Harry Potter and everything to do with the Sorting really has been prominent in my mind as of late. Particularly the day I actually took the Pottermore quiz the time it first opened.
I was eleven, the movie franchise started, which was when the next generation of kids were canonically being born, as well as the tensions with the whole muggle-magical folk lessening.
Everyone around me seemed to be crazy for this series, while I was sitting back wondering why everyone was so obsessed. I saw the first movie for the first time on a school bus heading from camp back home. While silently watching, I realized I resonated with the quiet moments and bold moments Harry had in the first movie. To this day, I love those scenes. I had a difficulty explaining why to myself, but now I realize it was because that’s who I was. Quiet, visably calm and collected, yet faced challenges head on, not thinking about being afraid when fear began to seep into consciousness. Just keep trudging along, keep fighting, no matter how many obstacles were in my way. Just not allowing fear to be a concept whether I was conscious of it or not.

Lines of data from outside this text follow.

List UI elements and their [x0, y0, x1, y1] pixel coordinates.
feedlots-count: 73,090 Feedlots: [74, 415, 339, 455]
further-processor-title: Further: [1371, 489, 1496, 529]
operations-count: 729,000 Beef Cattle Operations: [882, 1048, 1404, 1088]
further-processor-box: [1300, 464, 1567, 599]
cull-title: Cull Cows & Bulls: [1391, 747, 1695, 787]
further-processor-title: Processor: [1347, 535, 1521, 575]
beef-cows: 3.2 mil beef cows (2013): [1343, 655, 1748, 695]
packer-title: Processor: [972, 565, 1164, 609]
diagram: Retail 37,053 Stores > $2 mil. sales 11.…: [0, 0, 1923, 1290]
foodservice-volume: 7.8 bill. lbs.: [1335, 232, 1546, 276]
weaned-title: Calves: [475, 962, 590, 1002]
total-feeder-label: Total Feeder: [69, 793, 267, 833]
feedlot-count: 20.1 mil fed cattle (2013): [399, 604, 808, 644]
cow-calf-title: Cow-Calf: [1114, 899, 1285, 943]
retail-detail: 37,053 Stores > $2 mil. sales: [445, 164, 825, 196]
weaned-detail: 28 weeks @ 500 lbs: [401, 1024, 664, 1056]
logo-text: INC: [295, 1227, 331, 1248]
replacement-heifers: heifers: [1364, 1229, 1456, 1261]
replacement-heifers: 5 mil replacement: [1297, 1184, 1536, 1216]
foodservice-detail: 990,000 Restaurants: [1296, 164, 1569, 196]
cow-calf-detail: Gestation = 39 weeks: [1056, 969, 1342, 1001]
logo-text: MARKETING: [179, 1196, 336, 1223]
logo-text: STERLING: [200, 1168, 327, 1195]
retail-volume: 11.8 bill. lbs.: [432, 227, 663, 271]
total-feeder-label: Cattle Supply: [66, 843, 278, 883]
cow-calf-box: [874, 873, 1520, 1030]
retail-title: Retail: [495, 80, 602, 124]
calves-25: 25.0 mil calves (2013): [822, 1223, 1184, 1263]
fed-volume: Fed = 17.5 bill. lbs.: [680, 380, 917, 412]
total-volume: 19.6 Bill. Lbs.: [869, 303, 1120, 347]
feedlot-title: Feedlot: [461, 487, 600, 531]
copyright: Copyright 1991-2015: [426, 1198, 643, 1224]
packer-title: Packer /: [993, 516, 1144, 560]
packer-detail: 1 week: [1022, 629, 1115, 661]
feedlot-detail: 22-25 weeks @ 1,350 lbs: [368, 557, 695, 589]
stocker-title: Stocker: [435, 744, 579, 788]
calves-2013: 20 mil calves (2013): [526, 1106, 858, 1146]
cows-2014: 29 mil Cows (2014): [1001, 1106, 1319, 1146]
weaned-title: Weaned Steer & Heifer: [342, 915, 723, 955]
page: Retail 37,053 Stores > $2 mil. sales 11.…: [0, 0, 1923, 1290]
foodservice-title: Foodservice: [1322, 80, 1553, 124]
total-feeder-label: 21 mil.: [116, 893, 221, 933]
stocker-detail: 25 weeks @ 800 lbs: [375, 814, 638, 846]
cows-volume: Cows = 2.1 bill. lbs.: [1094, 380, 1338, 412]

That’s not to say I didn’t have fear. I was afraid of a lot of things, loud, shouting voices, angry and red faces, doing something wrong, not meeting up to my own and my teacher’s expectations, certain peers that teased and bullied me. The bullying, while no where near as bad as bullying could be the older I got, it was a factor I thought and talked about, a lot .
Being eleven, it was also around the time I became much more self aware of my differences, realizing how I didn’t know how to make and keep relationships with peers my age. Everything moved too fast, social nuances other peers seemed to understand almost immediately, I stayed behind and struggled. Even concepts you were “supposed” to understand at that age, I failed to see what was the purpose of those said subjects. So I shrugged it off and figured, “Well, I can’t understand it anyway, it’s of no use to me, so why bother?”
Onto the subject of Houses, back then, while I still wasn’t interested in Harry Potter, I wanted to be in anything other than Hufflepuff or Slytherin. I didn’t see myself in either house, since I hated the idea of either being in the “weak” house (i. e Hufflepuff) or the “evil” house. I liked how everyone seemed to love the Gryffindors, and I wanted to be seen by my peers. I started to want the attention, I wanted to socialize, while still maintaining my individuality, not becoming part of “the pride” to the point where I lose myself. Of course, this proved to be more difficult in many ways the older I went into the grade, especially middle school. I was always seen as the “good” kid by most teachers, which seemed to make enemies in some peers, misjudging my silence, oddities, and blunt honesty as being stuck up, shy, or even nasty. So I just got used to the idea of always being the lone wolf, retreating to my safe haven, with my books, writing, animals, and cartoons. I wasn’t judged there, I had control of my environment there, where anything could happen, or didn’t even have to happen. Boredom was a rarity, since I could entertain myself.
When I entered into Pottermore, I was of course, sorted and into it later than everyone else, being an on and off again fan. I had no expectations of what House I’d be sorted in. Or so I thought…once I saw the green banner, my mouth gaped. I just paused staring at the screen. I wasn’t upset, I wasn’t happy, I was intrigued and confused. It just wasn’t an option I considered for myself. But after the fact, I looked up Slytherin things online, read posts on tumblr, took other Sorting Hat quizzes only to find out that Slytherin was exactly the House I could only accept as an answer. With Hufflepuff as a second possibility.
I suppose my point in this, if I was sorted into any house, I think I could have been sorted into Slytherin even at eleven. Not because I just naturally edged to darkness, not because I preferred solace and isolation, and especially since at that point, the “pure bloodedness” idea was slowly becoming outdated, even in Slytherin House. But because the Sorting would have known I would need to go through those challenges to get where I am now. To embrace all of me, accept who I am, to understand that I need to go into the dark to swallow, digest, inhale, emerse, make friends with the inner parts of me, every part, before I could even fathom having a connection with a fellow human being. If I was in another House, I would always feel that something was missing, incomplete, worth searching and discovering because it would better Self. If I was sorted into another House, I would always feel I was neglecting myself, keep up with the self destructive and dangerous idea that I had to sacrifice every piece of myself in order to be accepted by everyone else, whose thoughts and opinions are as fickle and ever changing as the seasons, when the one I really had to please, to accept, it was me.
I had to slide and slither through the mud before I could reach the river, to the lake, to the ocean, where I would make and create myself.